(1) Moi aussi j’ai envie de t’écrire. Ce qui sort de ton travail, c’est le silence du maître et le silence de l’enfant (Sambo). Plus que le silence, c’est l’abstention. Le maître souffre, il voudrait profiter du pouvoir que lui donne son savoir. mais il se réjouit du plaisir « politique » que lui donne sa capacité à se taire, politique parce que ce sont les gens de la base qui construisent leur savoir. La quasi inutilité de l’établissement, sous ta suggestion, de la table de Pythagore : ce n’était qu’une information. Ils l’ont faite, c’est une connaissance. « Connaître, c’est primairement computer. Computer, c’est opérer sur des signes, symboles, formes via signes, symboles, formes. » (Edgar Morin) Tu vois opérer !
(2) Ça, ça me plaît cette attitude de Sambo. Quand quelqu’un sera disponible, il pourra s’intéresser plus particulièrement aux différentes attitudes de ses enfants face à la création (nous avons ainsi une infinité de pistes de recherche dans notre pratique si neuve). Il y aurait aussi les sources de la création (psychanalytique ? événementielle, affective, multiples).
(3) Là, il y a une sorte d’imperfection : la structure n’est pas pure, mais elle est sous-jacente. C’est souvent ce qui nous émeut dans les dessins d’enfants. Ils ont voulu la structure mais ils l’ont heureusement manquée. Picasso a beaucoup exploré le gauchissement.
(4) Quel progrès tu as réalisé. voici ce que j’ai écrit à Jean Astier à ce sujet. « Mais vous posez aussi le problème de votre évolution personnelle qui est pour Monique un desserrement de sa peur, une confiance installée devant les résultats obtenus. Et c’est moi qui ai lancé ça, en m’interdisant d’avoir peur avant Noël. Et puis tu n’es pas un homme si tu n’as pas le courage d’aller jusqu’à Pâques ». Je sens qu’on va vers la confirmation d’ancien article : « Deux points c’est tout ». Que j’expérimente seul, aucune importance. Mais Monique expérimente aussi la non-peur. Et la non-peur peut se propager comme un mal qui répand la terreur. C’est ce que je souhaite pour l’humanité. Amen !
(5) Mais là tu interviens. Ce serait infiniment mieux si c’était venu d’un enfant (plus d’inscription dans la mémoire pour des raisons affectives). Mais le maître a le droit d’intervenir. Il ne faut pas être extrémiste. D’ailleurs les erreurs qu’il commet se réparent avec le temps (la dialectique de l’erreur du maître et de sa réparation).
(6) Oui, ça te coûte; toi, tu sais et tu te tais !!!

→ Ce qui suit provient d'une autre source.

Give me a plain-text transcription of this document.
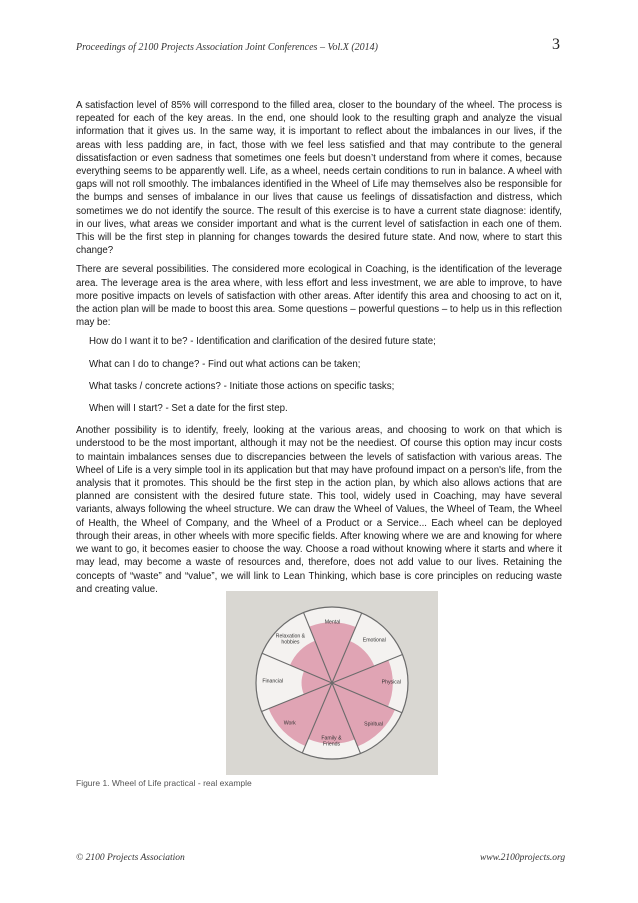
Proceedings of 2100 Projects Association Joint Conferences – Vol.X (2014)	3

A satisfaction level of 85% will correspond to the filled area, closer to the boundary of the wheel. The process is repeated for each of the key areas. In the end, one should look to the resulting graph and analyze the visual information that it gives us. In the same way, it is important to reflect about the imbalances in our lives, if the areas with less padding are, in fact, those with we feel less satisfied and that may contribute to the general dissatisfaction or even sadness that sometimes one feels but doesn’t understand from where it comes, because everything seems to be apparently well. Life, as a wheel, needs certain conditions to run in balance. A wheel with gaps will not roll smoothly. The imbalances identified in the Wheel of Life may themselves also be responsible for the bumps and senses of imbalance in our lives that cause us feelings of dissatisfaction and distress, which sometimes we do not identify the source. The result of this exercise is to have a current state diagnose: identify, in our lives, what areas we consider important and what is the current level of satisfaction in each one of them. This will be the first step in planning for changes towards the desired future state. And now, where to start this change?

There are several possibilities. The considered more ecological in Coaching, is the identification of the leverage area. The leverage area is the area where, with less effort and less investment, we are able to improve, to have more positive impacts on levels of satisfaction with other areas. After identify this area and choosing to act on it, the action plan will be made to boost this area. Some questions – powerful questions – to help us in this reflection may be:

How do I want it to be? - Identification and clarification of the desired future state;
What can I do to change? - Find out what actions can be taken;
What tasks / concrete actions? - Initiate those actions on specific tasks;
When will I start? - Set a date for the first step.

Another possibility is to identify, freely, looking at the various areas, and choosing to work on that which is understood to be the most important, although it may not be the neediest. Of course this option may incur costs to maintain imbalances senses due to discrepancies between the levels of satisfaction with various areas. The Wheel of Life is a very simple tool in its application but that may have profound impact on a person's life, from the analysis that it promotes. This should be the first step in the action plan, by which also allows actions that are planned are consistent with the desired future state. This tool, widely used in Coaching, may have several variants, always following the wheel structure. We can draw the Wheel of Values, the Wheel of Team, the Wheel of Health, the Wheel of Company, and the Wheel of a Product or a Service... Each wheel can be deployed through their areas, in other wheels with more specific fields. After knowing where we are and knowing for where we want to go, it becomes easier to choose the way. Choose a road without knowing where it starts and where it may lead, may become a waste of resources and, therefore, does not add value to our lives. Retaining the concepts of “waste” and “value”, we will link to Lean Thinking, which base is core principles on reducing waste and creating value.

Mental
Emotional
Physical
Spiritual
Family & Friends
Work
Financial
Relaxation & hobbies
Figure 1. Wheel of Life practical - real example
© 2100 Projects Association	www.2100projects.org
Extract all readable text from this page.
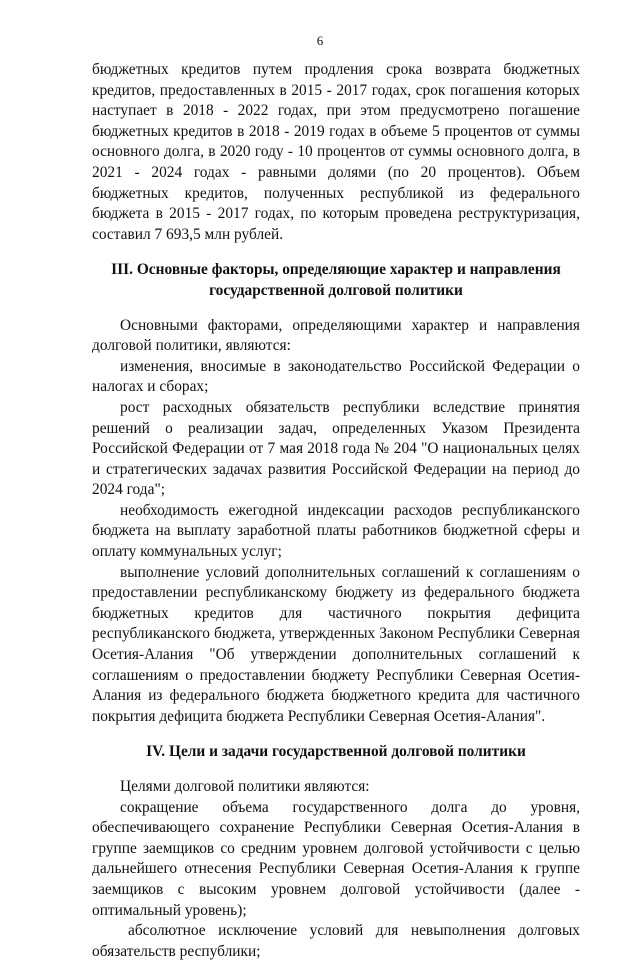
6

бюджетных кредитов путем продления срока возврата бюджетных кредитов, предоставленных в 2015 - 2017 годах, срок погашения которых наступает в 2018 - 2022 годах, при этом предусмотрено погашение бюджетных кредитов в 2018 - 2019 годах в объеме 5 процентов от суммы основного долга, в 2020 году - 10 процентов от суммы основного долга, в 2021 - 2024 годах - равными долями (по 20 процентов). Объем бюджетных кредитов, полученных республикой из федерального бюджета в 2015 - 2017 годах, по которым проведена реструктуризация, составил 7 693,5 млн рублей.

III. Основные факторы, определяющие характер и направления
государственной долговой политики

Основными факторами, определяющими характер и направления долговой политики, являются:

изменения, вносимые в законодательство Российской Федерации о налогах и сборах;

рост расходных обязательств республики вследствие принятия решений о реализации задач, определенных Указом Президента Российской Федерации от 7 мая 2018 года № 204 "О национальных целях и стратегических задачах развития Российской Федерации на период до 2024 года";

необходимость ежегодной индексации расходов республиканского бюджета на выплату заработной платы работников бюджетной сферы и оплату коммунальных услуг;

выполнение условий дополнительных соглашений к соглашениям о предоставлении республиканскому бюджету из федерального бюджета бюджетных кредитов для частичного покрытия дефицита республиканского бюджета, утвержденных Законом Республики Северная Осетия-Алания "Об утверждении дополнительных соглашений к соглашениям о предоставлении бюджету Республики Северная Осетия-Алания из федерального бюджета бюджетного кредита для частичного покрытия дефицита бюджета Республики Северная Осетия-Алания".

IV. Цели и задачи государственной долговой политики

Целями долговой политики являются:

сокращение объема государственного долга до уровня, обеспечивающего сохранение Республики Северная Осетия-Алания в группе заемщиков со средним уровнем долговой устойчивости с целью дальнейшего отнесения Республики Северная Осетия-Алания к группе заемщиков с высоким уровнем долговой устойчивости (далее - оптимальный уровень);

абсолютное исключение условий для невыполнения долговых обязательств республики;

(7) Référence à une expérience antérieure qui peu à peu se trouve éclairée, ne serait-ce que par l’introduction du mot degré.
(8) Faut vraiment que tu sois motivée pour réussir à te taire à ce point. Mais tu es payée de ton effort. C’est peut-être ce plaisir que tu as découvert que tu cherches à retrouver.
(9) Non, il ne me semble pas que tu leur apprennes, tu leur fournis une information (le maître en a heureusement). Et elle peut être refusée ou acceptée, ça dépend si elle tombe juste au bon moment.
(10) Moi aussi j’attends la suite avec curiosité. S’il en reste quelque chose, comment se manifestera-t-il ? dans de nouvelles créations ? dans des interventions ? en dehors des maths ? dans une assurance acquise grâce à la reconnaissance de sa valeur ? pour le travail qu’il a su provoquer ?
Lorsque je me suis lancée dans la méthode naturelle de mathématique avec mes élèves suite à une participation à un atelier de Paul Le Bohec, j’ai pris l’habitude de lui envoyer régulièrement les comptes rendus de mes séances de débat autour des créations. Paul me les renvoyait annotés : il m’indiquait d’autres pistes que celles exploitées par les enfants, pas pour dire que c’était ce qu’il aurait fallu faire mais pour mettre le doigt sur tous les concepts mathématiques sous-jacents dans les créations des enfants. L’échange a duré deux années scolaires (1985 à 1987). L’année suivante, nous avons cessé nos échanges, j’étais suffisamment grande pour travailler seule ! Mais un jour j’ai tout de même eu envie de raconter une création à Paul (1), car j’étais satisfaite et de plus en plus persuadée que nous étions dans le vrai en pratiquant le débat mathématique libre autour des créations mathématiques des enfants.Voici colonne de droite mon compte rendu et colonne de gauche, les annotations de Paul.(24 mars 1988)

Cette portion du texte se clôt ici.